It is clear that businesses need a deal to deliver frictionless trade and customs co-operation. Are the parties really so far apart on some form of customs partnership? The 2017 Conservative party manifesto mentioned having a special relationship based on a customs arrangement, and the official Opposition are calling for a customs union, so I feel that we are within touching distance if there is a determined effort to reach a consensus.
I would be delighted to hear the right hon. Lady encourage those on the Front Bench to confirm that she and her right hon. and hon. Friends will be allowed a free vote in the event that the Prime Minister again does not win the meaningful vote if we have one before the middle of March. Will the Conservative Government allow Conservative Members to have a free vote in the event of a significant decision about taking no deal off the table?
I cannot commit the Government to that, but it is clear to the House that these are not normal political times. I do not envy the job of my party’s Chief Whip, which must be one of the most difficult jobs on the planet at the moment. The main parties have difficulty in operating as we normally would, and much of what has been achieved has been achieved by building cross-party alliances. I think the public feel reassured when they see that happen, leastways my constituents and members of my party have told me that they like to see us working together in the national interest to try to bring about a resolution to this process, because we need it sooner rather than later.
With good will and determination, I believe we can get there and secure the new relationship with Europe for which people voted. I believe we will enjoy trading on preferential terms with our largest market, while being outside the constraints of the EU institutions to which many object today. That is what more than 17 million people voted for, and that reality is now within our grasp.

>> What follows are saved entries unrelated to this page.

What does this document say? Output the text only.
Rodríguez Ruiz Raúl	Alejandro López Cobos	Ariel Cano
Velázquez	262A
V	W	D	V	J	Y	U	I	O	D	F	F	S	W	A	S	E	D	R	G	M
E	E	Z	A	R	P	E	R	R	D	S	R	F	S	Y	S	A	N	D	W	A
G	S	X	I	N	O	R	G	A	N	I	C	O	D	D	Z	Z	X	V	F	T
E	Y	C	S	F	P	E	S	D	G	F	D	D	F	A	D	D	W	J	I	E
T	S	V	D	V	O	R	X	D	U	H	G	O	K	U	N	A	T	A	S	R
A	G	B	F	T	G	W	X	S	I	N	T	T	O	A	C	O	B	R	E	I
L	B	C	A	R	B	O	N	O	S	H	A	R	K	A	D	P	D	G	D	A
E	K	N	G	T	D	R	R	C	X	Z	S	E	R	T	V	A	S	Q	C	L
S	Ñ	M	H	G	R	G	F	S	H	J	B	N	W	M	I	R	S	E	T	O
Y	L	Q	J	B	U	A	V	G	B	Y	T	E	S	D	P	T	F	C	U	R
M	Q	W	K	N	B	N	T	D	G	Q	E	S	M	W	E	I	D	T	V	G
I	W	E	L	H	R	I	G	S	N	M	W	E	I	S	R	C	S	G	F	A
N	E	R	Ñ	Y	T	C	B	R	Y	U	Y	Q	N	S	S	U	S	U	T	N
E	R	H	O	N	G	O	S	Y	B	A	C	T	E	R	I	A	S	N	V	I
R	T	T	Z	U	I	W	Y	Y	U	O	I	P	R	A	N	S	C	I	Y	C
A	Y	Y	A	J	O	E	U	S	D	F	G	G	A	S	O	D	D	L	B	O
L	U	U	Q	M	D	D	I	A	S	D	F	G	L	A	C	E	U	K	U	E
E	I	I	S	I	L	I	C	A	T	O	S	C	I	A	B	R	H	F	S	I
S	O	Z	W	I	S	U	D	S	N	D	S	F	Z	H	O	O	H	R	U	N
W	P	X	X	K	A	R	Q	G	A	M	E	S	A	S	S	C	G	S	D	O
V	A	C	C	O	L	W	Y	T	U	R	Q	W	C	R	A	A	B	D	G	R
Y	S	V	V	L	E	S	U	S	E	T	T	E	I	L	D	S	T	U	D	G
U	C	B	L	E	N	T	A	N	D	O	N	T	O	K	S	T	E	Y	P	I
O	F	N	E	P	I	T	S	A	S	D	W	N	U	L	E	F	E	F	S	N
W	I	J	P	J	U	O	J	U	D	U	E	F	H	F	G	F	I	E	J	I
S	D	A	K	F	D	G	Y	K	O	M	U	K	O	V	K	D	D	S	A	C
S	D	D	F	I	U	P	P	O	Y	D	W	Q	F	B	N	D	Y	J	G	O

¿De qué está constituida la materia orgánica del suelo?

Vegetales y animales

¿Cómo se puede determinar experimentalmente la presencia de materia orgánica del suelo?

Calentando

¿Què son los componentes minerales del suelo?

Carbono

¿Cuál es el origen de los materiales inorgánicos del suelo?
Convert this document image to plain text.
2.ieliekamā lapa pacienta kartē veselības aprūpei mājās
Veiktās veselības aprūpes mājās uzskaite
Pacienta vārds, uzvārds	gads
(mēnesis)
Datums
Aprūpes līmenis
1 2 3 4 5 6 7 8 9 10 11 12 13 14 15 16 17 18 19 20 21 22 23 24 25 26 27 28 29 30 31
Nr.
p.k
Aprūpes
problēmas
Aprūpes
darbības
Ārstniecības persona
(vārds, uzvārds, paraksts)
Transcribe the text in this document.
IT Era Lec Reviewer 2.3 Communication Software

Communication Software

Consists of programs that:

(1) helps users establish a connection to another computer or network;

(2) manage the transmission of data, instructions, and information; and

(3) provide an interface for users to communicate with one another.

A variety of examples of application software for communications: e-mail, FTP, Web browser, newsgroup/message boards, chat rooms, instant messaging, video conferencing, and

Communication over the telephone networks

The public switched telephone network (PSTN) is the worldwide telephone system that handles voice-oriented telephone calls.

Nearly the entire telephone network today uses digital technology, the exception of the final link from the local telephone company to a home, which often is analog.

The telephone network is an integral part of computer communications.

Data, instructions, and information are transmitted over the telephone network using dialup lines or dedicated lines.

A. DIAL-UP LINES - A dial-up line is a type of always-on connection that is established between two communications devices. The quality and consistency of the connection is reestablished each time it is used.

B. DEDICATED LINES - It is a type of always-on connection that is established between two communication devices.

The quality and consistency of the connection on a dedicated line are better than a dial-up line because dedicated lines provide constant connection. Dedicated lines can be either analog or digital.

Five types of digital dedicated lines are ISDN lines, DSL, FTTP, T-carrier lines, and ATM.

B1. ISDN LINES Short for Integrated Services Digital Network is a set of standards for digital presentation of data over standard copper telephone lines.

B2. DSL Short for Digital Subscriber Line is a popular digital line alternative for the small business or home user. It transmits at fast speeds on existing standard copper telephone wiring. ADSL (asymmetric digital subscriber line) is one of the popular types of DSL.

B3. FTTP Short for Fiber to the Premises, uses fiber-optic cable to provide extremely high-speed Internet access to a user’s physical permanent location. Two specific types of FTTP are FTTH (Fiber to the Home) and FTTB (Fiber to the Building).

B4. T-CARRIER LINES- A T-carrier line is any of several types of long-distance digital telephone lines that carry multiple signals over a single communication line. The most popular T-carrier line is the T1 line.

Whether Brexit is delivered on 29 March or is delayed for a few months—I am no great fan of an extended delay, as delay means uncertainty and will cost businesses money—it is up to us to back a deal that delivers certainty and protects prosperity and work. I therefore urge colleagues from all parties carefully to consider the amendments before the House today. More than that, as the debate continues in this place, we must now work more closely together than ever before to deliver Brexit.